Оглянитесь на цивилизацию, оглянитесь на все. Неужели, чтобы убедить читателя к согласию, надо переписывать сюда газеты или вписывать сюда историю Шлоссера, — такую обыкновенную!.. Все обыкновенно, и вот когда через призму этого ‘обыкновенного’ рассматриваешь мифы Халдеи и все последовавшее, то, кажется, не видишь ничего перед собою, кроме сахарного яичка, купленного в мелочной лавке, которого никто не съедает, но оно через несколько месяцев ‘куда-то девается’, засаливается или раскалывается так, что на следующий год приходится опять покупать это ‘сахарное яичко’, и т.д., в этой тоже в своем роде маленькой ‘колеснице’ сахарных, куриных и деревянных ‘подобий’. И становится так грустно и так плохо на душе, что шепчешь: ‘Ничего я не имею! И ничего мне не надо’.

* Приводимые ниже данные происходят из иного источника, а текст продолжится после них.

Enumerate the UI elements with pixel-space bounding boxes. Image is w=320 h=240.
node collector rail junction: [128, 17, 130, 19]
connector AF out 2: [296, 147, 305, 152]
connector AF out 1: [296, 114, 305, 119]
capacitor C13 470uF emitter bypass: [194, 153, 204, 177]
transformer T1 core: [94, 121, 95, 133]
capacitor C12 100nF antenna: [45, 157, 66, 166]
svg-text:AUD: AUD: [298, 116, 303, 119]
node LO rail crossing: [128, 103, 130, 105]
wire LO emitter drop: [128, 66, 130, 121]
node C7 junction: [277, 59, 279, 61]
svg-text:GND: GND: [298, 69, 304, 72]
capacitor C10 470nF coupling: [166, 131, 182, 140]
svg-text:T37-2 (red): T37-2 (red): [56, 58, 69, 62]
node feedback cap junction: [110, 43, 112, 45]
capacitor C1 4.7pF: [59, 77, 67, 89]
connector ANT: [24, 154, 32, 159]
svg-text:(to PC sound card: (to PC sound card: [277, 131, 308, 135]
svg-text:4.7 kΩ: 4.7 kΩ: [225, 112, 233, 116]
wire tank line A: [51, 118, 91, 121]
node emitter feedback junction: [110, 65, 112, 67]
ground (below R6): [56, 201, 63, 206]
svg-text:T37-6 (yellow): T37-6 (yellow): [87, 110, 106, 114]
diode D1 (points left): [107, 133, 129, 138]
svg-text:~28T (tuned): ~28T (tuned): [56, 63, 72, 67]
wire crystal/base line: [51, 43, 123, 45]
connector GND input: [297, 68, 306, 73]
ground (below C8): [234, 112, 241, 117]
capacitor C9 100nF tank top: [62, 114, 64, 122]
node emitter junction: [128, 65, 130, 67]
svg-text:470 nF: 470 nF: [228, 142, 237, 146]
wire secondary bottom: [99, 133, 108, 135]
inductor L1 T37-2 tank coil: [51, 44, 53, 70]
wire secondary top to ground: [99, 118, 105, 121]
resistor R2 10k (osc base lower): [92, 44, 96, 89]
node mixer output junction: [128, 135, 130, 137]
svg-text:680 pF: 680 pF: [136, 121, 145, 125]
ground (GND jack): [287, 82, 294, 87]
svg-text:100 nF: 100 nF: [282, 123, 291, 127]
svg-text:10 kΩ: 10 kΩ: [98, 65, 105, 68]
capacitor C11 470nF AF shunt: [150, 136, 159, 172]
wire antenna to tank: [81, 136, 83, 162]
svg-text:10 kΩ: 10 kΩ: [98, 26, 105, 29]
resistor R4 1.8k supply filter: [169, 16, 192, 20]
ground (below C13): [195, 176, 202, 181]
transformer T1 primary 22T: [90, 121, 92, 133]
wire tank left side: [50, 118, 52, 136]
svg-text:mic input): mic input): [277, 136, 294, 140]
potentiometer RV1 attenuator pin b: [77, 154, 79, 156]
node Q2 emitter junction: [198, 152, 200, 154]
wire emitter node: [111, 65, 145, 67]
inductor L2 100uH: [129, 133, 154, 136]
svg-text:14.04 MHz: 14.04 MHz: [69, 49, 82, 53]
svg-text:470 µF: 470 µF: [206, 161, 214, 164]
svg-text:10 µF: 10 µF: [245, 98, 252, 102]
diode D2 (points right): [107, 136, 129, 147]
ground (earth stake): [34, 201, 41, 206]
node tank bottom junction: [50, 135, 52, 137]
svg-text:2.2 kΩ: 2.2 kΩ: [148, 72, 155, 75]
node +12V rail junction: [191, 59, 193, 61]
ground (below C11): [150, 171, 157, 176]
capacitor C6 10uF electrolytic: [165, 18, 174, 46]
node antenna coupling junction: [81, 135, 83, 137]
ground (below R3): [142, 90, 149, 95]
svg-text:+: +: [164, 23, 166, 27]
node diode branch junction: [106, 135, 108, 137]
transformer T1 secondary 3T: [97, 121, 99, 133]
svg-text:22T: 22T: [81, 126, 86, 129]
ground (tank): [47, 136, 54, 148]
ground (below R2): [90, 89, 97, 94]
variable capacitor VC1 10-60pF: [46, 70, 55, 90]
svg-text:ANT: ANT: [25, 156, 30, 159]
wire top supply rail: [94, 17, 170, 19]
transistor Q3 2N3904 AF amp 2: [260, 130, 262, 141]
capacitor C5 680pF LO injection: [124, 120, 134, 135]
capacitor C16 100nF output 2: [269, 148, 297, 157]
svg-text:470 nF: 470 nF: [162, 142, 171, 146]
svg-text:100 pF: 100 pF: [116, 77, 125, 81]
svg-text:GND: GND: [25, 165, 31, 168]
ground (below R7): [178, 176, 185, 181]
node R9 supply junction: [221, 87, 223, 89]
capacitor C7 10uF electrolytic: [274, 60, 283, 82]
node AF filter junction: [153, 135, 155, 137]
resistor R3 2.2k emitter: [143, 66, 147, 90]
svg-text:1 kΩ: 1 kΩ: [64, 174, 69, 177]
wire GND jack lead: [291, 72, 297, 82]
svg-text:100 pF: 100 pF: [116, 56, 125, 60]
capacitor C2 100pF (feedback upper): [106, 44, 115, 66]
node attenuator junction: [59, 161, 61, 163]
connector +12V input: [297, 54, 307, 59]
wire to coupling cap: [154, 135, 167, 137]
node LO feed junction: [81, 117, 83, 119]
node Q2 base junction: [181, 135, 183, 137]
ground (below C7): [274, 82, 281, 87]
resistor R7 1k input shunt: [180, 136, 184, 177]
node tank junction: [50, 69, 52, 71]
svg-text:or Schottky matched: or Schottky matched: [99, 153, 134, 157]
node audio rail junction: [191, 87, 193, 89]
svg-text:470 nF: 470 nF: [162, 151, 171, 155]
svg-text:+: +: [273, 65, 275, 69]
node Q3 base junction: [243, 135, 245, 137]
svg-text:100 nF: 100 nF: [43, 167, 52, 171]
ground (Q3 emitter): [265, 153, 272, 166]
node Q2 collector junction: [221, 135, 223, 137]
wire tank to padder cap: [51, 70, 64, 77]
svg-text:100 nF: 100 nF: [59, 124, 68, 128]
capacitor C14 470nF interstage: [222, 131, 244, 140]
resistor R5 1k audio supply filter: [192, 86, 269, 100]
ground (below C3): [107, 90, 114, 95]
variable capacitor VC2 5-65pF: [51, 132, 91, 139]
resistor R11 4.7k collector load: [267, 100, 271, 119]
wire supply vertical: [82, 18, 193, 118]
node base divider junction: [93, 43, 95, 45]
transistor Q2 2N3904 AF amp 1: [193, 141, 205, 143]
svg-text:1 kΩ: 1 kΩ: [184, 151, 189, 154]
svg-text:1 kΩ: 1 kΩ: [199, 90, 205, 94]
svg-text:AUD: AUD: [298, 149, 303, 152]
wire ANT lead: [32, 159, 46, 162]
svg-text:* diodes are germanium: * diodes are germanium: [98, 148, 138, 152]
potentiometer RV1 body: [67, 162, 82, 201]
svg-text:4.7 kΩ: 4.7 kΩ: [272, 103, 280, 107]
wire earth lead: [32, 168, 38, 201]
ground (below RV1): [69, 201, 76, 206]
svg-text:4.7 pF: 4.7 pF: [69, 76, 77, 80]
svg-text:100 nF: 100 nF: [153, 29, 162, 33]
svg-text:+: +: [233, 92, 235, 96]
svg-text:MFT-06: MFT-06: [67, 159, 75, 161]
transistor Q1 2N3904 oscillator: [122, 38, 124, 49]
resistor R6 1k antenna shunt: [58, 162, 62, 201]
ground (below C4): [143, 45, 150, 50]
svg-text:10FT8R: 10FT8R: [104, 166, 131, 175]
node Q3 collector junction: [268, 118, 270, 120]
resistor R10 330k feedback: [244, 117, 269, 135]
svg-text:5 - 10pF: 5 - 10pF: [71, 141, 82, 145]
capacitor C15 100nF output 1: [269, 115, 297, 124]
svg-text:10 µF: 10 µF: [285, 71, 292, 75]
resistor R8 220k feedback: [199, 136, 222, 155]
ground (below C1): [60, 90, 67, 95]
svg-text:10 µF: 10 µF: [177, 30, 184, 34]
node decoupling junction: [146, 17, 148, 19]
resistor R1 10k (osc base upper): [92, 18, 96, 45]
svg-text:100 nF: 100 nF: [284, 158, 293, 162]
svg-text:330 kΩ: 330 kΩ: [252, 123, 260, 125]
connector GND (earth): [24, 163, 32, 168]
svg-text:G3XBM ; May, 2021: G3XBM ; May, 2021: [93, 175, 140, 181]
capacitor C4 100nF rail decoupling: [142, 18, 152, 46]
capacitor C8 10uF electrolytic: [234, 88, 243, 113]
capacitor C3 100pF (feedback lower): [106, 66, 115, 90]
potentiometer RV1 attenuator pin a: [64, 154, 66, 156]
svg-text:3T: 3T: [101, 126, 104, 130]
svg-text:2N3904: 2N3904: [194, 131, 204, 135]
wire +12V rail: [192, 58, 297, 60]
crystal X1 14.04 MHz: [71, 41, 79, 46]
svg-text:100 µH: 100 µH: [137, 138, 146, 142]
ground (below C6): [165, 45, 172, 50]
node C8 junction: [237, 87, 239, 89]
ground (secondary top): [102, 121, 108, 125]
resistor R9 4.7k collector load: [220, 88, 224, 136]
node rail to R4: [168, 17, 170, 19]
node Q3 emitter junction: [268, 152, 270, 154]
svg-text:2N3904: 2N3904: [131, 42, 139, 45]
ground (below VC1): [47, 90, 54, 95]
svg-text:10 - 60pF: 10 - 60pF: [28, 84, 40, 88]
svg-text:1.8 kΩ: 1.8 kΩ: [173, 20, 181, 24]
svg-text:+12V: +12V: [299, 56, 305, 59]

И между тем мифы есть, мистерия совершается: ведь это — наглядно, это ‘дважды два’. Что же думать? Не то ли, что мировое колесо дрогнуло и повернулось, но… не довернулось, а стоит на полуобороте. Т.е. что мистерия в самом деле есть, но она есть не в пышных церемониях, с золотыми и позолоченными словами, а совершается она в самом мироздании и далеко еще не довершилась. В таком случае ‘Иову на гноище’, с которым можно сравнить человечество в истории, еще остается надежда.
‘Боже, раб Твой не исцелен еще. Приди и исцели!’ Вот как мы должны думать и эти четырнадцать дней, и весь год, и всю жизнь.
Впервые опубликовано: Русское слово. 1908. 13 апреля.